How to keep writing memoir
Rest assured, it is very useful to write a book – to write anything – even if we don’t get round to finishing it. We learn a lot in the process, and we figure out stuff which perhaps isn’t suitable for anyone else to read anyway, so that’s all good. In any case, as any writer will tell you, ‘finishing’ has a rather subjective aspect to it: is a book we are writing ever ‘finished’?
But writing memoir can feel peculiarly, individually self-obsessed, so it feels almost easier than in most creative endeavours, to say, ‘What am I doing this for? I should give up now, before I get carried away … before I end up being swallowed up in this idiotic undertaking. What do I know, anyway?’
It is so easy then, to shut the book and never go back to it. It lies around on the shelf, while we feel uncomfortable and slightly ashamed. I know all about that.
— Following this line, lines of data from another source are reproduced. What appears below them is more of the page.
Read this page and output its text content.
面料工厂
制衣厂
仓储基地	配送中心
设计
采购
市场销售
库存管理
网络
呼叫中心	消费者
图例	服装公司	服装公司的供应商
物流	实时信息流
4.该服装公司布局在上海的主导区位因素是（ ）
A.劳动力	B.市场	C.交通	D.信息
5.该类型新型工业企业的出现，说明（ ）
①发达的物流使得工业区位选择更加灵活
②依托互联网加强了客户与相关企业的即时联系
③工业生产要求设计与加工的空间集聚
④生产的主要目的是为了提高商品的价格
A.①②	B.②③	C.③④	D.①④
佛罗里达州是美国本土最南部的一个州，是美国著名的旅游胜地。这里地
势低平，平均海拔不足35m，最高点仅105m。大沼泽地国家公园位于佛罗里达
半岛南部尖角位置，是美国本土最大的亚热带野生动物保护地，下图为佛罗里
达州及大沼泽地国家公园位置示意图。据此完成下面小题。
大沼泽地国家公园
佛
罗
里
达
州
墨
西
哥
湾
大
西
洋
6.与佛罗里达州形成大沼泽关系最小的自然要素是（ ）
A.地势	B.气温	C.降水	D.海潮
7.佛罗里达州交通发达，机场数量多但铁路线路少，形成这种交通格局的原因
Self belief is fundamental for doing anything as intangible as writing.
There are those who will, when you tell them snippets from your life, nod encouragingly and say, ‘Hey, you have had a really interesting life, I’d love to read about it!’ But by and large, writing memoir is a private undertaking, best understood alone and fashioned in private into something that may, eventually, end up being something more.
It takes years, though. Unlike all the rags to riches stories favoured of Hollywood and Bollywood of starlets immediately getting that sign-up, or winning a national talent contest, ‘instant success’ for authors is usually the result of about ten years of hard graft. So, be prepared to work hard for nothing, for a long time.
Doesn’t sound promising, does it? But when the chips are down, we rarely write memoir because of the tangible, commercial rewards. We write because challenges have to be met sometime, so we might as well meet them while we can, head on.